Un euro… moins allemand ?

Créé le

15.11.2011

-

Mis à jour le

29.11.2011

L’euro est l’une des constructions interétatiques les plus désastreuses de l’histoire contemporaine et l’échec le plus flagrant de toute la construction européenne. Lors de la dernière décennie (2001-2010), la croissance annuelle moyenne de la zone a été de 1,1 %, soit la décennie la plus faible depuis 1945 (2,2 % durant les années 1990, 2,4 % dans les années 1980, 3,4 % dans les années 1970). La croissance par tête a été la plus faible des grandes zones développées. Certes, l’euro n’est pas l’unique responsable de ce déclin. Mais en supprimant la contrainte d’équilibre extérieur de chaque pays, il a instauré un mécanisme de protection illusoire en annihilant l’esprit de réformes au lieu de le stimuler. Il a ainsi favorisé, via la thématique de la pseudo-convergence, une baisse excessive des taux pour la plupart des pays, d’où un financement sans pleurs des déficits publics et/ou des bulles immobilières. Il s’est aussi et surtout traduit par un mode de gouvernance défaillant, qui s’explique principalement par la vision allemande de l’euro. La BCE a toujours mené une politique passéiste et anachronique, axée sur la lutte contre un risque inexistant sur les 20 dernières années, l’inflation, en passant à côté de tous les déséquilibres et bulles d’actifs à l’origine de nos difficultés. Comment aussi se plaindre aujourd’hui de la désindustrialisation, alors que c’est la démission politique vis-à-vis de l’Allemagne, via la BCE et son euro fort (depuis 2001), qui y a pour une part contribué ?

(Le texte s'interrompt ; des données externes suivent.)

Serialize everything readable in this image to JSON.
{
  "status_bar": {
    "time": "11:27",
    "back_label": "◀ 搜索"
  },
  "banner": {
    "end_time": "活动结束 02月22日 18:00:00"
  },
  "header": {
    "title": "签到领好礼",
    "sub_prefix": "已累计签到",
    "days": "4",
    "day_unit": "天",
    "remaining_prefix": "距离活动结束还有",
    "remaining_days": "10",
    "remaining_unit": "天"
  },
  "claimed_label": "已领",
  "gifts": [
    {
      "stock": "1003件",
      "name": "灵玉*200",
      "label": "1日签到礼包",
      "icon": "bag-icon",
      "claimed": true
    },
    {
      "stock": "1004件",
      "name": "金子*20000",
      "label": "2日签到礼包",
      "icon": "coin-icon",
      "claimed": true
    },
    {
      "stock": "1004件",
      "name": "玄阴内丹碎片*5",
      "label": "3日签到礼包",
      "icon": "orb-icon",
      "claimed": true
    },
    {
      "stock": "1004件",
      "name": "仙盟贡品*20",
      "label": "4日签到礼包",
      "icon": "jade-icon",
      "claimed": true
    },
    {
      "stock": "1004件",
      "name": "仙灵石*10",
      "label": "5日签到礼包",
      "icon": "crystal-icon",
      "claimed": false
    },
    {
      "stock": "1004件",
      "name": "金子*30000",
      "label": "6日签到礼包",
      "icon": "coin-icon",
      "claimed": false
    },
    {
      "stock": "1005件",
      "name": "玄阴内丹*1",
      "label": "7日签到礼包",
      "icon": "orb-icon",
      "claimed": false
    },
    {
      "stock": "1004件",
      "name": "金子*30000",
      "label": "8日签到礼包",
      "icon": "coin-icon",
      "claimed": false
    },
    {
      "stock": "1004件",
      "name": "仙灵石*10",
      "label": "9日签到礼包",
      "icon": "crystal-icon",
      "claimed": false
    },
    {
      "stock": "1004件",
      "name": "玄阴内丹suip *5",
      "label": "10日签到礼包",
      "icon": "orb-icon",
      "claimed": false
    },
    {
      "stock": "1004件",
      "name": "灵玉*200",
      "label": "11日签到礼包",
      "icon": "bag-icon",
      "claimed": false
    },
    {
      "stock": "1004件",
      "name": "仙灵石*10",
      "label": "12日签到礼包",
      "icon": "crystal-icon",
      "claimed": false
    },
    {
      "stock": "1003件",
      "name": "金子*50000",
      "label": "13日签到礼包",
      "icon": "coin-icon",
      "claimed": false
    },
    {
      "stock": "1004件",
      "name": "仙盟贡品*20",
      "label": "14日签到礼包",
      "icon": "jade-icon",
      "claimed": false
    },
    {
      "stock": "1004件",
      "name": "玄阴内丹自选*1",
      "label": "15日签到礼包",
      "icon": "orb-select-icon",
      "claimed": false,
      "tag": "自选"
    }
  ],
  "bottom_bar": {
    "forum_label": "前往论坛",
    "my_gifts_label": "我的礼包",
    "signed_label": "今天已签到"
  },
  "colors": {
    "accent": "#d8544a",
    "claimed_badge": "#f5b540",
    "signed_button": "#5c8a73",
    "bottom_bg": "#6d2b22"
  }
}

Durant la crise de la dette souveraine, l’emprise allemande a pris une proportion extravagante. L’Allemagne a, à chaque fois, ralenti les initiatives en matière de mutualisation européenne. De ce fait, l’Europe a « réussi » depuis 2 ans à faire de la Grèce (0,3 % du PIB mondial) un problème systémique international. Parmi les autres « exploits » européens, voici une zone qui a 3 ou 4 pays en situation de quasi-faillite et dont la Banque Centrale – la seule dans ce cas parmi les grandes zones développées – relève ses taux, fait s’apprécier la monnaie et rechigne à racheter de la dette des pays affaiblis. La Banque d’Angleterre ou la Fed (dont les États ne sont pourtant pas proches d’un défaut) ont respectivement racheté en dette publique l’équivalent aujourd’hui de 14 et 6 % du PIB contre… 2 % en zone euro. C’est enfin l’Allemagne qui est à l’origine du retour à la logique bête et comptable du Pacte de stabilité, construction uniforme, arbitraire et pro-cyclique qui ne peut que renforcer les enchaînements récessifs, réduisant ainsi encore plus la croissance potentielle européenne.